How much longer can we afford to turn a blind eye to the need for improved mental health services?
 
Meanwhile, there is more we should learn.  While Canadian political culture is not steeped in vitriol and hatred, the trend lines are not good.  We are allowing increased levels of incivility to creep into our culture.  Abuse and vilification of political opponents is becoming increasingly commonplace.  I mentioned the nastiness of anonymous postings on websites in my last blog.  That new anti-social use of social media is a large part of the problem, but it is not the full extent of it.  Mainstream media is turning nastier.  Even before the Sun Media TV channel gets to the airwaves, its “star” players, people like Ezra Levant and Lorrie Goldstein, are bringing a level of rude, boorish behaviour to Canadian radio and TV.  Our political discourse has dramatically worsened in the last five years.
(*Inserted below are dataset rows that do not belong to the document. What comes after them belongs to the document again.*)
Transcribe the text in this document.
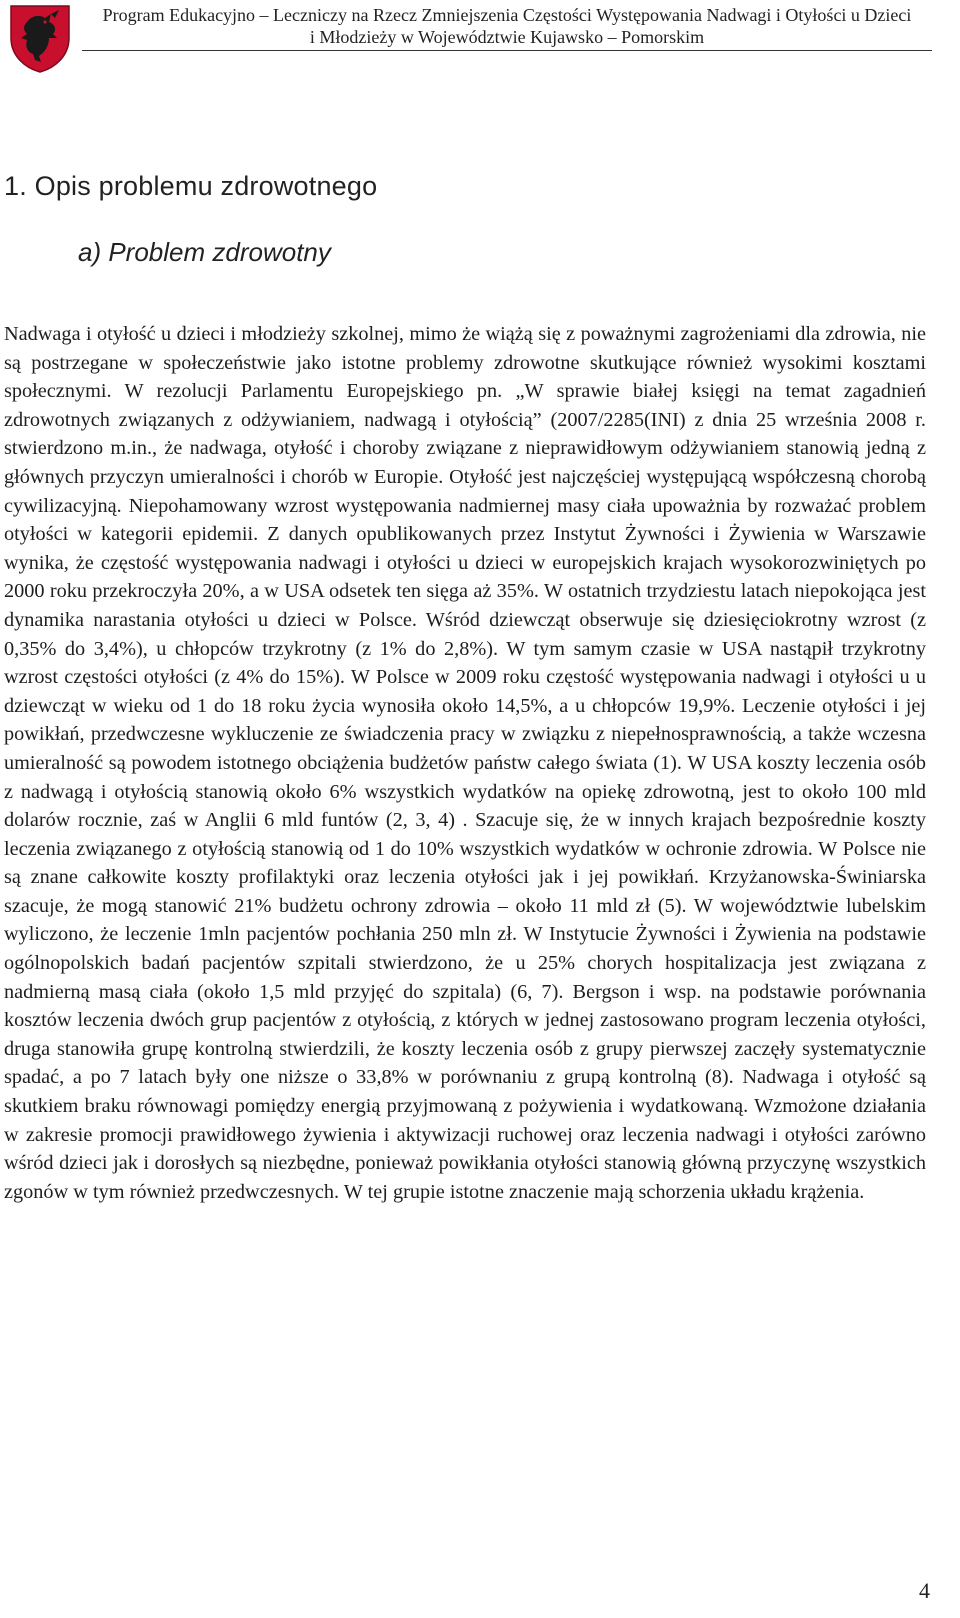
Program Edukacyjno – Leczniczy na Rzecz Zmniejszenia Częstości Występowania Nadwagi i Otyłości u Dzieci
i Młodzieży w Województwie Kujawsko – Pomorskim
1. Opis problemu zdrowotnego
a) Problem zdrowotny

Nadwaga i otyłość u dzieci i młodzieży szkolnej, mimo że wiążą się z poważnymi zagrożeniami dla zdrowia, nie są postrzegane w społeczeństwie jako istotne problemy zdrowotne skutkujące również wysokimi kosztami społecznymi. W rezolucji Parlamentu Europejskiego pn. „W sprawie białej księgi na temat zagadnień zdrowotnych związanych z odżywianiem, nadwagą i otyłością” (2007/2285(INI) z dnia 25 września 2008 r. stwierdzono m.in., że nadwaga, otyłość i choroby związane z nieprawidłowym odżywianiem stanowią jedną z głównych przyczyn umieralności i chorób w Europie. Otyłość jest najczęściej występującą współczesną chorobą cywilizacyjną. Niepohamowany wzrost występowania nadmiernej masy ciała upoważnia by rozważać problem otyłości w kategorii epidemii. Z danych opublikowanych przez Instytut Żywności i Żywienia w Warszawie wynika, że częstość występowania nadwagi i otyłości u dzieci w europejskich krajach wysokorozwiniętych po 2000 roku przekroczyła 20%, a w USA odsetek ten sięga aż 35%. W ostatnich trzydziestu latach niepokojąca jest dynamika narastania otyłości u dzieci w Polsce. Wśród dziewcząt obserwuje się dziesięciokrotny wzrost (z 0,35% do 3,4%), u chłopców trzykrotny (z 1% do 2,8%). W tym samym czasie w USA nastąpił trzykrotny wzrost częstości otyłości (z 4% do 15%). W Polsce w 2009 roku częstość występowania nadwagi i otyłości u u dziewcząt w wieku od 1 do 18 roku życia wynosiła około 14,5%, a u chłopców 19,9%. Leczenie otyłości i jej powikłań, przedwczesne wykluczenie ze świadczenia pracy w związku z niepełnosprawnością, a także wczesna umieralność są powodem istotnego obciążenia budżetów państw całego świata (1). W USA koszty leczenia osób z nadwagą i otyłością stanowią około 6% wszystkich wydatków na opiekę zdrowotną, jest to około 100 mld dolarów rocznie, zaś w Anglii 6 mld funtów (2, 3, 4) . Szacuje się, że w innych krajach bezpośrednie koszty leczenia związanego z otyłością stanowią od 1 do 10% wszystkich wydatków w ochronie zdrowia. W Polsce nie są znane całkowite koszty profilaktyki oraz leczenia otyłości jak i jej powikłań. Krzyżanowska-Świniarska szacuje, że mogą stanowić 21% budżetu ochrony zdrowia – około 11 mld zł (5). W województwie lubelskim wyliczono, że leczenie 1mln pacjentów pochłania 250 mln zł. W Instytucie Żywności i Żywienia na podstawie ogólnopolskich badań pacjentów szpitali stwierdzono, że u 25% chorych hospitalizacja jest związana z nadmierną masą ciała (około 1,5 mld przyjęć do szpitala) (6, 7). Bergson i wsp. na podstawie porównania kosztów leczenia dwóch grup pacjentów z otyłością, z których w jednej zastosowano program leczenia otyłości, druga stanowiła grupę kontrolną stwierdzili, że koszty leczenia osób z grupy pierwszej zaczęły systematycznie spadać, a po 7 latach były one niższe o 33,8% w porównaniu z grupą kontrolną (8). Nadwaga i otyłość są skutkiem braku równowagi pomiędzy energią przyjmowaną z pożywienia i wydatkowaną. Wzmożone działania w zakresie promocji prawidłowego żywienia i aktywizacji ruchowej oraz leczenia nadwagi i otyłości zarówno wśród dzieci jak i dorosłych są niezbędne, ponieważ powikłania otyłości stanowią główną przyczynę wszystkich zgonów w tym również przedwczesnych. W tej grupie istotne znaczenie mają schorzenia układu krążenia.

4
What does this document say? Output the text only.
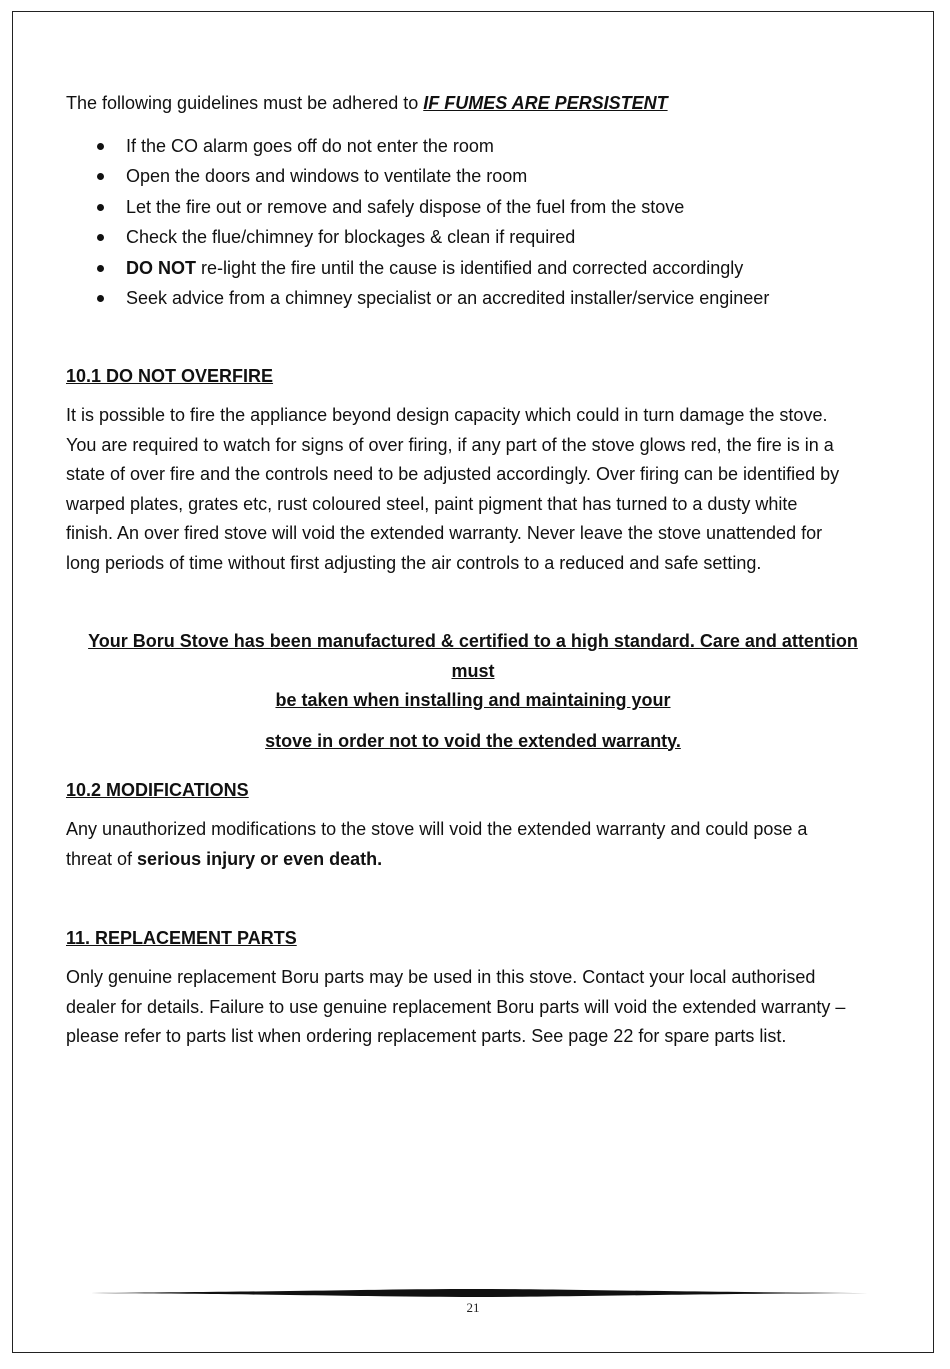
The following guidelines must be adhered to IF FUMES ARE PERSISTENT
If the CO alarm goes off do not enter the room
Open the doors and windows to ventilate the room
Let the fire out or remove and safely dispose of the fuel from the stove
Check the flue/chimney for blockages & clean if required
DO NOT re-light the fire until the cause is identified and corrected accordingly
Seek advice from a chimney specialist or an accredited installer/service engineer
10.1 DO NOT OVERFIRE
It is possible to fire the appliance beyond design capacity which could in turn damage the stove.
You are required to watch for signs of over firing, if any part of the stove glows red, the fire is in a
state of over fire and the controls need to be adjusted accordingly. Over firing can be identified by
warped plates, grates etc, rust coloured steel, paint pigment that has turned to a dusty white
finish. An over fired stove will void the extended warranty. Never leave the stove unattended for
long periods of time without first adjusting the air controls to a reduced and safe setting.
Your Boru Stove has been manufactured & certified to a high standard. Care and attention must
be taken when installing and maintaining your
stove in order not to void the extended warranty.
10.2 MODIFICATIONS
Any unauthorized modifications to the stove will void the extended warranty and could pose a
threat of serious injury or even death.
11. REPLACEMENT PARTS
Only genuine replacement Boru parts may be used in this stove. Contact your local authorised
dealer for details. Failure to use genuine replacement Boru parts will void the extended warranty –
please refer to parts list when ordering replacement parts. See page 22 for spare parts list.
21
The heckling and abuse in Question Period set such a low bar that citizens turn away in disgust.  Treating each other with respect is a foundational aspect of a decent society.  "To disagree without being disagreeable” has long been a Canadian way of discussing differences.  We are losing that. 
 
Now is a good moment to reflect, as so many are now doing in the US, how we can reverse those trends that nurture intolerance.  Political discourse, from local issues that divide communities to dialogue in the House of Commons, needs to be examined, rabid partisanship and character assassination explicitly rejected, and our behaviour towards each other held to a higher standard.